East China’s Zhejiang Province took the lead in recovering foreign trade and organized a group of around 100 delegates representing 50 enterprises to join in the 36th Asia Fashion Fair in Tokyo, Japan.
“A meeting in person is better than a thousand emails,” Li Lin, deputy director of Foreign Trade Development Office, Zhejiang Provincial Department of Commerce, told CMG.
At the same time, cities in east China’s Jiangsu Province, including Suzhou and Wuxi, southwest China’s Sichuan Province and south China’s Guangdong Province also sent delegations abroad for new opportunities.
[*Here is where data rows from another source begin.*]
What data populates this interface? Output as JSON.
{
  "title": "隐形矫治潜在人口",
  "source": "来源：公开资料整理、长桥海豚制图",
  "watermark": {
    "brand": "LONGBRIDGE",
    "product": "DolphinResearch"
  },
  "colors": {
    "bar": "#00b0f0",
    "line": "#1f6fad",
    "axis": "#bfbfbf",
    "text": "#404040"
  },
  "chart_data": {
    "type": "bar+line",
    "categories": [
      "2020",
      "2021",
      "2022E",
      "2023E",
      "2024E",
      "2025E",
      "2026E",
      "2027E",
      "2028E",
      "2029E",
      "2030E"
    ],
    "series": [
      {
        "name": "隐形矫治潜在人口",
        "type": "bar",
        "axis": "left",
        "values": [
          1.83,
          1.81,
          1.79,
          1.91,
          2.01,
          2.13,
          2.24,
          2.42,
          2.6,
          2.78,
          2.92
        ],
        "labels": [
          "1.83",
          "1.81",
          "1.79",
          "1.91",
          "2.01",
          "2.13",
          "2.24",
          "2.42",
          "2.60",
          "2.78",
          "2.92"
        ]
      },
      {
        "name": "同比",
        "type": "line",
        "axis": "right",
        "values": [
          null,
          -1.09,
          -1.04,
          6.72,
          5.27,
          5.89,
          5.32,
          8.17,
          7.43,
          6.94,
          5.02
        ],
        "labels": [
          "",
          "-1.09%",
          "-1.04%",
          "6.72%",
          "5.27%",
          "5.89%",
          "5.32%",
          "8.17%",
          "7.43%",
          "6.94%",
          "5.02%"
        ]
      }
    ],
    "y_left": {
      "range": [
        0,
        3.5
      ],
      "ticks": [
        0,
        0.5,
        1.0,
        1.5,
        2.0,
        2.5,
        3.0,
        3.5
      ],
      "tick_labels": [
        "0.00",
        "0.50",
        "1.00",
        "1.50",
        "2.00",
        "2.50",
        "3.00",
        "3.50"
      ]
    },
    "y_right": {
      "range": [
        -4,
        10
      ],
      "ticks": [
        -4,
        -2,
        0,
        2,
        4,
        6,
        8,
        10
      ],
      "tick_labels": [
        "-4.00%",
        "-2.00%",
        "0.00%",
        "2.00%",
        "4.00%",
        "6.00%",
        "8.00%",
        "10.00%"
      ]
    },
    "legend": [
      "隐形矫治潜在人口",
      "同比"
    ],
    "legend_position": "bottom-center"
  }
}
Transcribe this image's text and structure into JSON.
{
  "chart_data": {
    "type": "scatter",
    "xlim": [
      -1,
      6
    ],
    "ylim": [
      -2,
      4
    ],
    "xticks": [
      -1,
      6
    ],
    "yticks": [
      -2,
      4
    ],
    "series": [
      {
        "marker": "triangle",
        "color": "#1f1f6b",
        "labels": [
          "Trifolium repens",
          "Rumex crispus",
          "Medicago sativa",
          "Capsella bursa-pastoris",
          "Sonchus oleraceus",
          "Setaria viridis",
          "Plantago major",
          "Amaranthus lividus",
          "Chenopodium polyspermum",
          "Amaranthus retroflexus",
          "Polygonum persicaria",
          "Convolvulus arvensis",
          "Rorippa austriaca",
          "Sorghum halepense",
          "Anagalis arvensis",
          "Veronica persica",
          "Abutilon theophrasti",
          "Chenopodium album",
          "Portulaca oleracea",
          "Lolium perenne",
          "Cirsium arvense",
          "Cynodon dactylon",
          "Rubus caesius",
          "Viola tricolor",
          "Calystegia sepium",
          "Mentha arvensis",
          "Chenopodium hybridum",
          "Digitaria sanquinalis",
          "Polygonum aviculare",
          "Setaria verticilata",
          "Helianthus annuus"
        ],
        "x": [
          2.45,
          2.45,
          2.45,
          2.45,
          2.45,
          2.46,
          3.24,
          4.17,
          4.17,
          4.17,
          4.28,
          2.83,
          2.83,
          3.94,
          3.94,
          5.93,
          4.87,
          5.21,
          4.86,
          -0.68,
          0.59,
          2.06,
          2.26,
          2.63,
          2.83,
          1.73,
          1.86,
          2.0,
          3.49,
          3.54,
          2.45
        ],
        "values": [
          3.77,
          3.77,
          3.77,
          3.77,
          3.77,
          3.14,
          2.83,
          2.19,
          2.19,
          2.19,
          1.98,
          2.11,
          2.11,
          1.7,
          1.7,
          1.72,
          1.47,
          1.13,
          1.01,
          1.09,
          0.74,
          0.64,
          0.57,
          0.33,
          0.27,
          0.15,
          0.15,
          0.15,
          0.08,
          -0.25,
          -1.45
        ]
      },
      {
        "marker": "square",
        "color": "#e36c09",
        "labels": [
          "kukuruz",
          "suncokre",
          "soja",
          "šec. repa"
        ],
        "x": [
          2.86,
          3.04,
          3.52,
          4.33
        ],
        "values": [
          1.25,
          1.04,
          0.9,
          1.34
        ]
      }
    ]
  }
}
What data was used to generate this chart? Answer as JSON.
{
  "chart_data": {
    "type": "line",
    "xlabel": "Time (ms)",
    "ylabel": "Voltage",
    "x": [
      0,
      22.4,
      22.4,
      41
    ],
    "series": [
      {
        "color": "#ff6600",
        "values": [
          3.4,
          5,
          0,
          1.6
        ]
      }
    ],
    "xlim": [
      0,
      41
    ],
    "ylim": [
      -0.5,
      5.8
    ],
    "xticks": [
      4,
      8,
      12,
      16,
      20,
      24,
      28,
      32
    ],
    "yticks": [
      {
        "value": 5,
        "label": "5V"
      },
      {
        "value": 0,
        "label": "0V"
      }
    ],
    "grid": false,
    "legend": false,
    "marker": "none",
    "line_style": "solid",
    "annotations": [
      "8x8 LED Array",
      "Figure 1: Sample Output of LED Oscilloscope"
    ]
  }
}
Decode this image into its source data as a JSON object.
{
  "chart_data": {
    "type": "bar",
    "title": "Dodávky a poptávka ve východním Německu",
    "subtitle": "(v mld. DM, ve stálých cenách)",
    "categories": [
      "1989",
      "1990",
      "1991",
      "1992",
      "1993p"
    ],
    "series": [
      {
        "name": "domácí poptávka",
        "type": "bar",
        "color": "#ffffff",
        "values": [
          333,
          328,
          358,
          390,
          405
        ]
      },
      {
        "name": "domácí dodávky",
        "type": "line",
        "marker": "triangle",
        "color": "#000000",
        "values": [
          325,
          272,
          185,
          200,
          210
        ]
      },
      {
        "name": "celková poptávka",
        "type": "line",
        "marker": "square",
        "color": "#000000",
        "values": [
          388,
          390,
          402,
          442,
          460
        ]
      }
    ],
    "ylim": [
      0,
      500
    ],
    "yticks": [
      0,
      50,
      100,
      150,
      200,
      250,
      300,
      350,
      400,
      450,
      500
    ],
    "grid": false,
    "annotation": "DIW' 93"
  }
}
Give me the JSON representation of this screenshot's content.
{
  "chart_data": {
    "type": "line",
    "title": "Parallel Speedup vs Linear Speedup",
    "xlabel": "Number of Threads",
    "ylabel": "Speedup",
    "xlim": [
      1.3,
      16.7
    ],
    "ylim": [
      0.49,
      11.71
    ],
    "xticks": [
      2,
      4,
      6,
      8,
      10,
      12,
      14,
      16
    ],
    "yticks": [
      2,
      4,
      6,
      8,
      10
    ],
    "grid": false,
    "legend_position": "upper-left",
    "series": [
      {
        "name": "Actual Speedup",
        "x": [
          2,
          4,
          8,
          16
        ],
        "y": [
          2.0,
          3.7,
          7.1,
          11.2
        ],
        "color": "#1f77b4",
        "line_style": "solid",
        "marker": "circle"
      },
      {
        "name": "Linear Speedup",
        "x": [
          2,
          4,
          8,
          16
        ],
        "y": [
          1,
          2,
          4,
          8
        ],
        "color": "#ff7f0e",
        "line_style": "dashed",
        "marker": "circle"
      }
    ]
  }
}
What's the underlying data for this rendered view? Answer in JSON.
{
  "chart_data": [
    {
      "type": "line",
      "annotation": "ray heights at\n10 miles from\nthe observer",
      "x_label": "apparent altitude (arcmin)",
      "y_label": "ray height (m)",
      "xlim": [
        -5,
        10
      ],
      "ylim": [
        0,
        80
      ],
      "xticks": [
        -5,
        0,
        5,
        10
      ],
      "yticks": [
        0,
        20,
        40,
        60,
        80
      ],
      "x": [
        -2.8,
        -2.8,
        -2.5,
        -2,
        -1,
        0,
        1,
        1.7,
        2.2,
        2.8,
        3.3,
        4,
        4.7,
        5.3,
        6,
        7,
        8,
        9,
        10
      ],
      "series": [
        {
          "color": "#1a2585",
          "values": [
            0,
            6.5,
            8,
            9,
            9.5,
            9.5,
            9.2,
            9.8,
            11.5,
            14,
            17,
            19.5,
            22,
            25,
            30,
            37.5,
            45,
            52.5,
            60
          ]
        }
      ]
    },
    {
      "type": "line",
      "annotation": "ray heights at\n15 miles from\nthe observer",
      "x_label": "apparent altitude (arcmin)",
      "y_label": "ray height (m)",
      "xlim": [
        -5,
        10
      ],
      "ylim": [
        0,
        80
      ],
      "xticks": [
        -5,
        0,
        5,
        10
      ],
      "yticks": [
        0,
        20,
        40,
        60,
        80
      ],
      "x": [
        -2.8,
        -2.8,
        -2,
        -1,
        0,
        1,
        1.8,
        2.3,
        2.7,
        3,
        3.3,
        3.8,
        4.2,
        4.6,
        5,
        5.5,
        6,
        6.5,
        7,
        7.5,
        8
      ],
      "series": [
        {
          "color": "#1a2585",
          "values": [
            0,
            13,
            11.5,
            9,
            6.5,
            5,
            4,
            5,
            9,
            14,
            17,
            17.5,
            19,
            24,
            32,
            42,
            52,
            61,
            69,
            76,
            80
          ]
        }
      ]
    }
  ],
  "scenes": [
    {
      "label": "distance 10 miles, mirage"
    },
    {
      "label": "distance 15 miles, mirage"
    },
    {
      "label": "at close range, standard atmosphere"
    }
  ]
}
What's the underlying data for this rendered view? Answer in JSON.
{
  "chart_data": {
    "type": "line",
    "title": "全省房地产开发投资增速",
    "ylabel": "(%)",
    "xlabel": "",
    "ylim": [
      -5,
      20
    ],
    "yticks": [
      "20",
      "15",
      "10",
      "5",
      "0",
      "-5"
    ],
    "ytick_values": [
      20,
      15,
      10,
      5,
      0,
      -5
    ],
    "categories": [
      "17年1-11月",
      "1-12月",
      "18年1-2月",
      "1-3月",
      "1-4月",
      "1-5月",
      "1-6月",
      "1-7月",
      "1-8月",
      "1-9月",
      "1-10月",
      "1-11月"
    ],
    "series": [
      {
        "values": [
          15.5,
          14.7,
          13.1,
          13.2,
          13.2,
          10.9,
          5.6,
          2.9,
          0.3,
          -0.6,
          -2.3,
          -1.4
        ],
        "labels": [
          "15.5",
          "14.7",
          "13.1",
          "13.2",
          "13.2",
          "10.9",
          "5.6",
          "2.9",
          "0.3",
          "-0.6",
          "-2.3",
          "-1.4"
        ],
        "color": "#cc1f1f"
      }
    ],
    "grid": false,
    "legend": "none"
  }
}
“Going abroad is a must,” said Wang Yuanpei, general manager of Wuxi Jiejin Precision Machinery Co., Ltd.
“International markets have experienced tremendous changes over the past three years and we are eager to communicate with our clients face-to-face to consolidate our relations.”
Foreign companies’ confidence in China
Foreign enterprises say they still find China an attractive destination for investment despite of COVID-19.
The 20th National Congress of the Communist Party of China has further boosted foreign enterprises’ confidence in the market, according to a survey released on October 27 by the China Council for the Promotion of International Trade (CCPIT).
Among the over 500 foreign enterprises surveyed, 96.7 percent affirmed China’s development achievements over the past decade and 96.9 percent expressed stronger confidence in the Chinese market.
In Q1 of this year, roughly 90 percent of foreign-funded enterprises were satisfied with China’s policies concerning market access, promotion of market competition, access to business premises and financial services.
Also in 2022, China’s leading automaker First Automotive Works and German automaker Audi launched a project to produce pure electric vehicles in the northeast Chinese city of Changchun, with a total investment of more than 30 billion yuan ($4.7 billion).
Dr. Juergen Unser, president of Audi China, told CGTN that “the decision is very important to go with our trusted partner FAW into the Jilin Province.”
“It clearly demonstrates our continuous commitment to the e-transformation of the Chinese automotive industry.”